Ce jeune natif de Mopti a été envoyé à Bamako par ses parents pour apprendre à lire et à traduire le Coran. « Je me suis retrouvé dans la mendicité sans l’avoir choisie moi-même. Beaucoup de mes camarades ont été victimes d’accidents et même de violence de la part d’autres enfants, à cause de la mendicité que nous faisons à longueur de journée. Nous sommes régulièrement dépossédés de nos butins par d’autres enfants de la rue et qui ne sont pas forcément des élèves coraniques », a-t-il précisé.

Et à la question de savoir à qui ces butins sont destinés, Lassana affirme que  l’argent est mis dans une boîte comme une sorte d’épargne pour gérer les besoins. Mais les besoins de qui ? Nous sommes restés sans réponse. Puisque ces mêmes enfants sont rarement bien vêtus. La plupart d’entre eux ont toujours les pieds nus et ne portent que des loques.

Après sept ans de mendicité, Brouhima Koné, âgé de 15 ans, se sent désormais à l’aise avec la pratique. « Mendier ne me pose plus aucun problème. Au début, je ne l’aimais pas. Mais aujourd’hui, cela fait plus de sept ans que je la pratique. Je m’y suis donc habitué. Au départ, je le faisais de famille en famille, mais maintenant je ne m’arrête que devant les ronds-points des grands axes. C’est plus pratique et l’on n’a pas besoin de trop marcher.
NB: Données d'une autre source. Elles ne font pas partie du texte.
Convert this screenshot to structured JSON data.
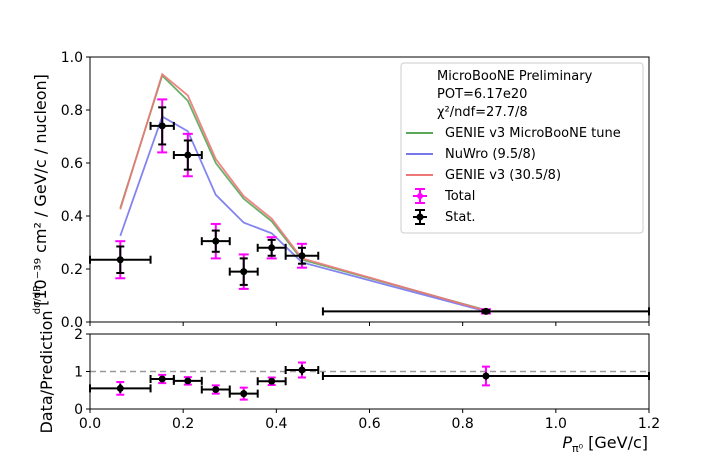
{
  "chart_data": {
    "type": "line",
    "x": [
      0.065,
      0.155,
      0.21,
      0.27,
      0.33,
      0.39,
      0.455,
      0.85
    ],
    "xerr": [
      0.065,
      0.025,
      0.03,
      0.03,
      0.03,
      0.03,
      0.035,
      0.35
    ],
    "xlim": [
      0.0,
      1.2
    ],
    "xticks": [
      "0.0",
      "0.2",
      "0.4",
      "0.6",
      "0.8",
      "1.0",
      "1.2"
    ],
    "xlabel": "P",
    "xlabel_sub": "π⁰",
    "xlabel_unit": " [GeV/c]",
    "series": [
      {
        "name": "GENIE v3 MicroBooNE tune",
        "color": "#5aa75a",
        "values": [
          0.43,
          0.93,
          0.835,
          0.6,
          0.465,
          0.38,
          0.235,
          0.045
        ]
      },
      {
        "name": "NuWro (9.5/8)",
        "color": "#7777ee",
        "values": [
          0.325,
          0.775,
          0.72,
          0.48,
          0.375,
          0.335,
          0.225,
          0.04
        ]
      },
      {
        "name": "GENIE v3 (30.5/8)",
        "color": "#ee7777",
        "values": [
          0.425,
          0.935,
          0.855,
          0.615,
          0.475,
          0.39,
          0.24,
          0.043
        ]
      }
    ],
    "data": {
      "y": [
        0.235,
        0.74,
        0.63,
        0.305,
        0.19,
        0.28,
        0.25,
        0.04
      ],
      "stat_err": [
        0.05,
        0.07,
        0.055,
        0.04,
        0.05,
        0.03,
        0.03,
        0.005
      ],
      "total_err": [
        0.07,
        0.1,
        0.08,
        0.065,
        0.065,
        0.04,
        0.045,
        0.008
      ],
      "total_label": "Total",
      "stat_label": "Stat.",
      "total_color": "#ff00ff",
      "stat_color": "#000000"
    },
    "top_panel": {
      "ylim": [
        0.0,
        1.0
      ],
      "yticks": [
        "0.0",
        "0.2",
        "0.4",
        "0.6",
        "0.8",
        "1.0"
      ],
      "ylabel": "[10⁻³⁹ cm² / GeV/c / nucleon]",
      "ylabel_prefix": "dσ/dP"
    },
    "ratio_panel": {
      "ylim": [
        0,
        2
      ],
      "yticks": [
        "0",
        "1",
        "2"
      ],
      "ylabel": "Data/Prediction",
      "values": [
        0.55,
        0.8,
        0.75,
        0.52,
        0.41,
        0.74,
        1.04,
        0.88
      ],
      "stat_err": [
        0.12,
        0.08,
        0.07,
        0.08,
        0.1,
        0.08,
        0.13,
        0.1
      ],
      "total_err": [
        0.17,
        0.11,
        0.1,
        0.11,
        0.16,
        0.1,
        0.2,
        0.25
      ],
      "reference": 1.0,
      "reference_color": "#999999"
    },
    "legend": {
      "placement": "top-right",
      "header": [
        "MicroBooNE Preliminary",
        "POT=6.17e20",
        "χ²/ndf=27.7/8"
      ]
    }
  }
}
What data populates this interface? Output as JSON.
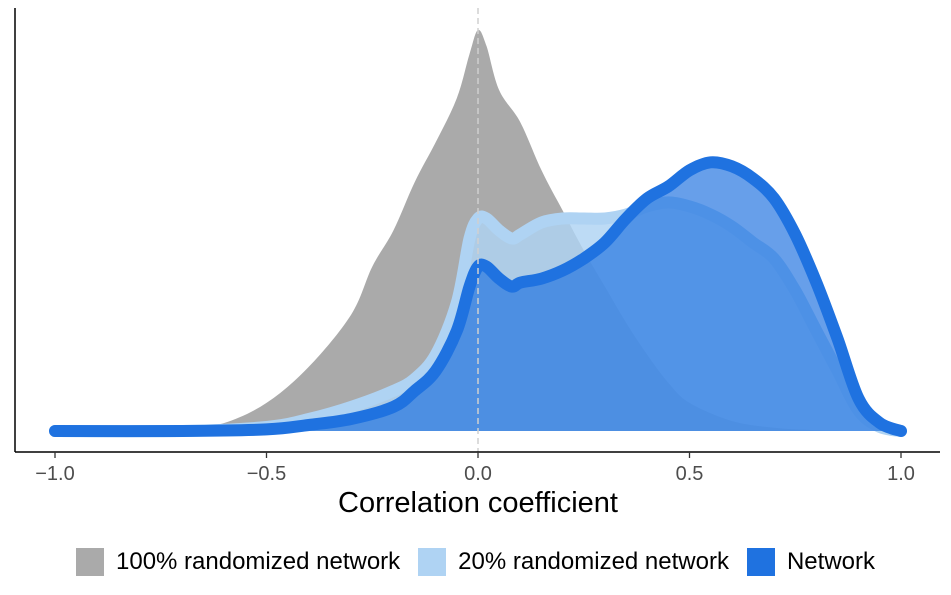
{
  "chart_data": {
    "type": "area",
    "title": "",
    "xlabel": "Correlation coefficient",
    "ylabel": "",
    "xlim": [
      -1.05,
      1.05
    ],
    "ylim": [
      0,
      1.0
    ],
    "x_ticks": [
      -1.0,
      -0.5,
      0.0,
      0.5,
      1.0
    ],
    "x_tick_labels": [
      "−1.0",
      "−0.5",
      "0.0",
      "0.5",
      "1.0"
    ],
    "y_ticks_shown": false,
    "grid": false,
    "reference_line": {
      "x": 0.0,
      "style": "dashed",
      "color": "#cccccc"
    },
    "legend_position": "bottom",
    "series": [
      {
        "name": "100% randomized network",
        "fill": "#aaaaaa",
        "fill_opacity": 1.0,
        "stroke": "none",
        "x": [
          -1.0,
          -0.8,
          -0.7,
          -0.6,
          -0.5,
          -0.4,
          -0.3,
          -0.25,
          -0.2,
          -0.15,
          -0.1,
          -0.05,
          -0.02,
          0.0,
          0.02,
          0.05,
          0.1,
          0.15,
          0.2,
          0.25,
          0.3,
          0.35,
          0.4,
          0.45,
          0.5,
          0.6,
          0.7,
          0.8,
          0.9,
          1.0
        ],
        "y": [
          0.0,
          0.0,
          0.002,
          0.02,
          0.07,
          0.16,
          0.29,
          0.41,
          0.5,
          0.62,
          0.72,
          0.83,
          0.94,
          1.0,
          0.96,
          0.85,
          0.77,
          0.65,
          0.55,
          0.45,
          0.36,
          0.27,
          0.19,
          0.12,
          0.07,
          0.025,
          0.008,
          0.002,
          0.0,
          0.0
        ]
      },
      {
        "name": "20% randomized network",
        "fill": "#afd3f3",
        "fill_opacity": 0.82,
        "stroke": "#afd3f3",
        "x": [
          -1.0,
          -0.7,
          -0.5,
          -0.4,
          -0.3,
          -0.2,
          -0.15,
          -0.1,
          -0.05,
          -0.02,
          0.0,
          0.02,
          0.05,
          0.08,
          0.1,
          0.15,
          0.2,
          0.25,
          0.3,
          0.35,
          0.4,
          0.45,
          0.5,
          0.55,
          0.6,
          0.65,
          0.7,
          0.75,
          0.8,
          0.85,
          0.9,
          0.95,
          1.0
        ],
        "y": [
          0.0,
          0.0,
          0.01,
          0.03,
          0.06,
          0.1,
          0.13,
          0.19,
          0.32,
          0.48,
          0.53,
          0.53,
          0.5,
          0.48,
          0.49,
          0.52,
          0.53,
          0.53,
          0.53,
          0.54,
          0.56,
          0.57,
          0.56,
          0.54,
          0.51,
          0.47,
          0.43,
          0.35,
          0.25,
          0.15,
          0.05,
          0.01,
          0.0
        ]
      },
      {
        "name": "Network",
        "fill": "#1f72e0",
        "fill_opacity": 0.68,
        "stroke": "#1f72e0",
        "x": [
          -1.0,
          -0.7,
          -0.5,
          -0.4,
          -0.3,
          -0.2,
          -0.15,
          -0.1,
          -0.05,
          -0.02,
          0.0,
          0.02,
          0.05,
          0.08,
          0.1,
          0.15,
          0.2,
          0.25,
          0.3,
          0.35,
          0.4,
          0.45,
          0.5,
          0.55,
          0.6,
          0.65,
          0.7,
          0.75,
          0.8,
          0.85,
          0.9,
          0.95,
          1.0
        ],
        "y": [
          0.0,
          0.0,
          0.004,
          0.015,
          0.03,
          0.06,
          0.1,
          0.15,
          0.25,
          0.36,
          0.41,
          0.41,
          0.38,
          0.36,
          0.37,
          0.38,
          0.4,
          0.43,
          0.47,
          0.53,
          0.58,
          0.61,
          0.65,
          0.67,
          0.66,
          0.63,
          0.58,
          0.49,
          0.37,
          0.23,
          0.08,
          0.02,
          0.0
        ]
      }
    ]
  },
  "legend": {
    "items": [
      {
        "label": "100% randomized network",
        "color": "#aaaaaa"
      },
      {
        "label": "20% randomized network",
        "color": "#afd3f3"
      },
      {
        "label": "Network",
        "color": "#1f72e0"
      }
    ]
  }
}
Il suffit seulement de se placer à côté d’un feu tricolore et à chaque arrêt de voitures ou motos, se faufiler entre elles avec la boîte », dit-il.

Une pratique désolante !

Selon Mamadou Sidibé, un ancien élève coranique, la mendicité a toujours existé dans l’enseignement coranique, « même si on ne peut pas affirmer que cela fait partie de l’apprentissage du coran. » Cependant, avance-t-il, à  notre époque, on mendiait, mais ce n’était pas de la même manière qu’aujourd’hui. « A notre temps, ça se faisait après la mémorisation complète de la leçon du jour. C’est après cela que nous sortions mendier dans quelques familles avant de revenir aussitôt chez notre maître. Mais aujourd’hui, la pratique est désolante. Les talibés  (élèves d’écoles coraniques) sont laissés à eux-mêmes et je me demande quand est-ce qu’ils  apprennent leurs cours », ajoute-t-il.
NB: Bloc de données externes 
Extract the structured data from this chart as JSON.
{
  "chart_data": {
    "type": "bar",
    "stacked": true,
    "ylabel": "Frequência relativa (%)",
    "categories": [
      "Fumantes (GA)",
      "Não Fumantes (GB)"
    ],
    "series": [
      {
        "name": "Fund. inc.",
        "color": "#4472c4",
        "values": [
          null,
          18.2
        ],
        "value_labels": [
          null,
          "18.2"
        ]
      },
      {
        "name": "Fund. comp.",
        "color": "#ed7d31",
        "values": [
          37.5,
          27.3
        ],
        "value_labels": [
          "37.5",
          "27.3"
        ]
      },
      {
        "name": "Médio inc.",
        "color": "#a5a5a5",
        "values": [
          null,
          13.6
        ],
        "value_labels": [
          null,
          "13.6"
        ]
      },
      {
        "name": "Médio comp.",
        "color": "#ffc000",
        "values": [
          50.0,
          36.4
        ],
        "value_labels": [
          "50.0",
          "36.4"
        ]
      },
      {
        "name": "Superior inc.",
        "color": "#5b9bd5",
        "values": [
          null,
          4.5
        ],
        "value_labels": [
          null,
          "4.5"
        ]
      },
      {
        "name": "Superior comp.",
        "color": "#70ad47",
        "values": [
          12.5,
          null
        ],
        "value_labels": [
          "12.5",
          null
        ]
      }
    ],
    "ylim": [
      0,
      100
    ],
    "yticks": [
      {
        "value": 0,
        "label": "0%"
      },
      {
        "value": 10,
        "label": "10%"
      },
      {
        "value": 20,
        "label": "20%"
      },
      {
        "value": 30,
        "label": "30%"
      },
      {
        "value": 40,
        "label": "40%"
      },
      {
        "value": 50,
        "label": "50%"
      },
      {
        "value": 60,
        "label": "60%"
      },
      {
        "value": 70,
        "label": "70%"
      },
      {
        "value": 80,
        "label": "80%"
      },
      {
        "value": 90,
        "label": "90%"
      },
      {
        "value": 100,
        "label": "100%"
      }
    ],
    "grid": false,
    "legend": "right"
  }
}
Pour Mamadou Sidibé, les autorités doivent revoir l’enseignement coranique.  Il s’agit, selon lui, de doter ces écoles d’un fonds de fonctionnement dans le but de mettre fin à la mendicité et de permettre aux enfants de se consacrer uniquement à l’apprentissage du Coran. Dans la foulée, un usager de la route qui a requis l’anonymat déclaré : « Cette  mendicité des enfants et surtout des élèves coraniques doit cesser non seulement pour le bien de ces derniers, mais aussi pour la fluidité de la circulation. Car, la place d’un enfant n’est pas dans la rue et encore moins dans la circulation. »
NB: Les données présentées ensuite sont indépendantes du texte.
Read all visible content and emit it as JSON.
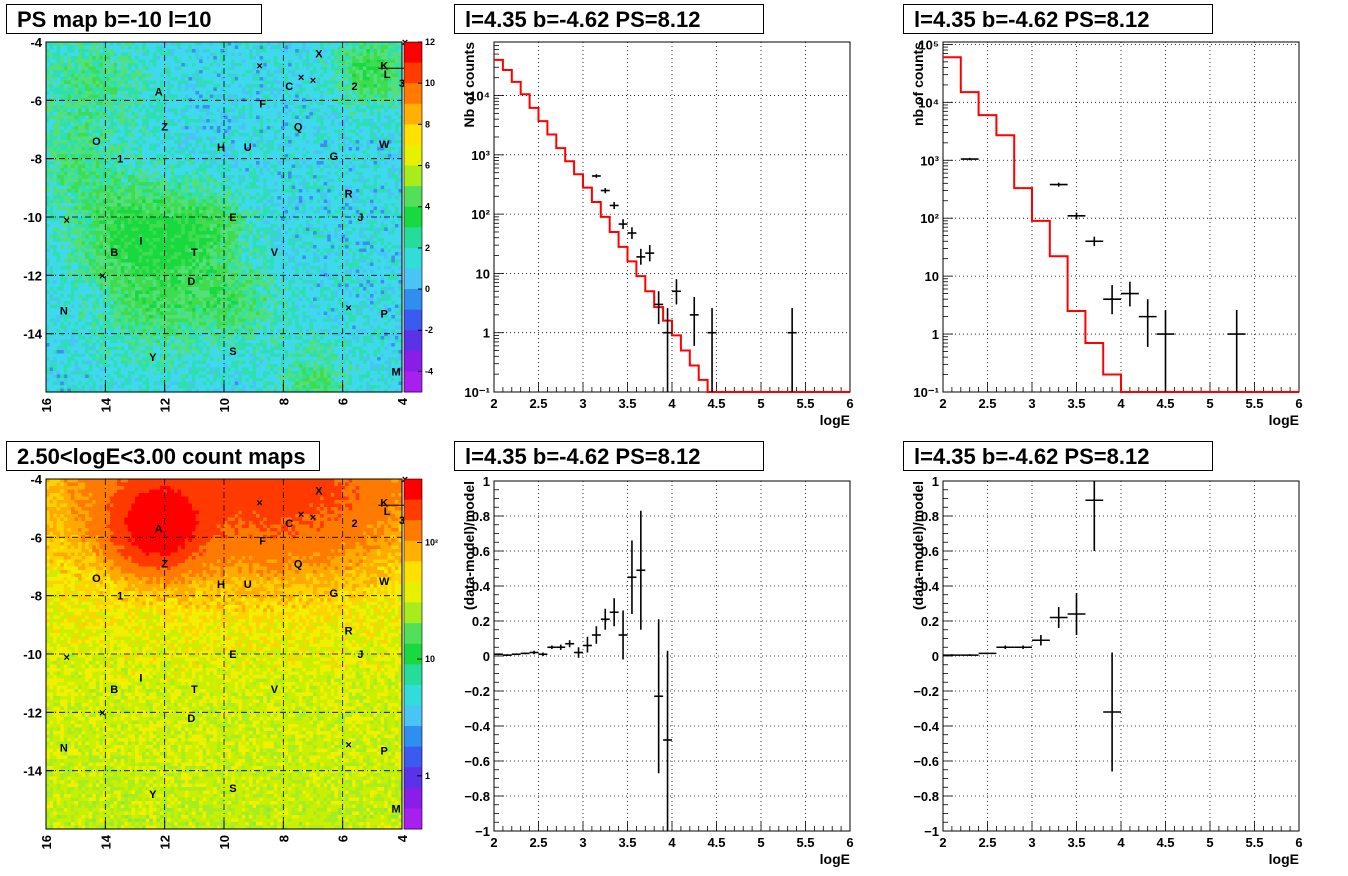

Ce phénomène désolant de mendicité des talibés exige que des mesures draconiennes soient prises, non pas contre les enfants, mais plutôt contre ces maîtres coraniques véreux et amoraux exploitant la naïveté de certains parents qui voient en eux des références spirituelles. D’autre part, les parents devraient être sensibilisés sur la vie que mènent leurs enfants confiés aux maîtres coraniques, car ils sont nombreux à ne pas savoir ce que subissent leurs progénitures, une fois confiés aux marabouts supposés instructeurs.